Web-Content Conundrum
The Web consumes the contents as a teenager with one all-you-capacity-to eat shake. A good nombr' and a good number of marks satisfy to you more friendly Search Engine, assistances establish your knowledge and appraises, explains in detail what you offer, and justifies this offer with all the explanations, statistics, and reasoning which you can gather. The problem is nobody the bed.
The good that do not rectify exactly: some read each fall of information on your site; they prove precisely right being the tire-pulseurs, the people seeking in the manners of obtaining them with substance that the don't must pay, or of the competitors of they're seeking in the manners of copying what you do, or a worse lucky find something badly. It is certainly a dilemma which must be addressed.
The Answer Lies In The Questions
The answer is obviously not to eliminate all the good stuff you've worked so hard to create, or to bury it where nobody will ever see it. When it comes to Web-content ask yourself:
1. Is our content meaningful and relevant, or is it just hype and bunkum?
2. Is our content understandable by our audience, or is it so inarticulate that people just give up, even when they are desperate to find out what you have to say?
3. Does our content hold our audience's attention?
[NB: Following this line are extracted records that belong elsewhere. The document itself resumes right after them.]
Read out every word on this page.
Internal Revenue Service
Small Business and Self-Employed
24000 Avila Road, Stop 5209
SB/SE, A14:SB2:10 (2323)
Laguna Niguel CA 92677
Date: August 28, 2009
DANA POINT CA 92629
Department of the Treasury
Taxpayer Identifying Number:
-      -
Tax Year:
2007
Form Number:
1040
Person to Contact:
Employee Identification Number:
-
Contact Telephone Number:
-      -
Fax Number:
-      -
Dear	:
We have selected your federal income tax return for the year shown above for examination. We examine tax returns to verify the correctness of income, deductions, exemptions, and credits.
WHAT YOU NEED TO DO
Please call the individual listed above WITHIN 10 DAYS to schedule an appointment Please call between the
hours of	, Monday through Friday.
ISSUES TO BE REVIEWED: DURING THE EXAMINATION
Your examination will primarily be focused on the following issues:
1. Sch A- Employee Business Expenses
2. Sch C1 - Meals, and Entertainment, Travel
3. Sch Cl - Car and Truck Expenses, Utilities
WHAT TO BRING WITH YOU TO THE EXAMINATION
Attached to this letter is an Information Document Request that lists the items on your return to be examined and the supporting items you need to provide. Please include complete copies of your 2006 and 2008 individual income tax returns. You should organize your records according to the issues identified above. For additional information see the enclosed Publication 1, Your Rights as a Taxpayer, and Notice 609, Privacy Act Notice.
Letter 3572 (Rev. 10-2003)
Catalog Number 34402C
Does it just explain, or does it engage, excite, and entertain while at the same time persuade on both a rationale and emotional level?
4. Is our content so intimidating and technical that it leads to more confusion and questions than answers?
5. Is our most important content buried in volumes of extraneous information or advertising copy, making it difficult to access and understand?
If any of these questions describe the text-based information on your website, then perhaps you need to find a way to make that important information more useful to your clients, not just search engines spiders.
When it comes to website content there are five things you need to keep in mind in order to make that content meaningful: Relevance, Clarity, Effectiveness, Memorability, and Personality.
The good that do not rectify exactly: some read each fall of information on your site; they prove precisely right being the tire-pulseurs, the people seeking in the manners of obtaining them with substance that the don't must pay, or of the competitors of they're seeking in the manners of copying what you do, or a worse lucky find something badly. It is certainly a dilemma which must be addressed.
The Answer Lies In The Questions
The answer is obviously not to eliminate all the good stuff you've worked so hard to create, or to bury it where nobody will ever see it. When it comes to Web-content ask yourself:
1. Is our content meaningful and relevant, or is it just hype and bunkum?
2. Is our content understandable by our audience, or is it so inarticulate that people just give up, even when they are desperate to find out what you have to say?
3. Does our content hold our audience's attention? Does it just explain, or does it engage, excite, and entertain while at the same time persuade on both a rationale and emotional level?
4. Is our content so intimidating and technical that it leads to more confusion and questions than answers?
5. Is our most important content buried in volumes of extraneous information or advertising copy, making it difficult to access and understand?
If any of these questions describe the text-based information on your website, then perhaps you need to find a way to make that important information more useful to your clients, not just search engines spiders.
When it comes to website content there are five things you need to keep in mind in order to make that content meaningful: Relevance, Clarity, Effectiveness, Memorability, and Personality.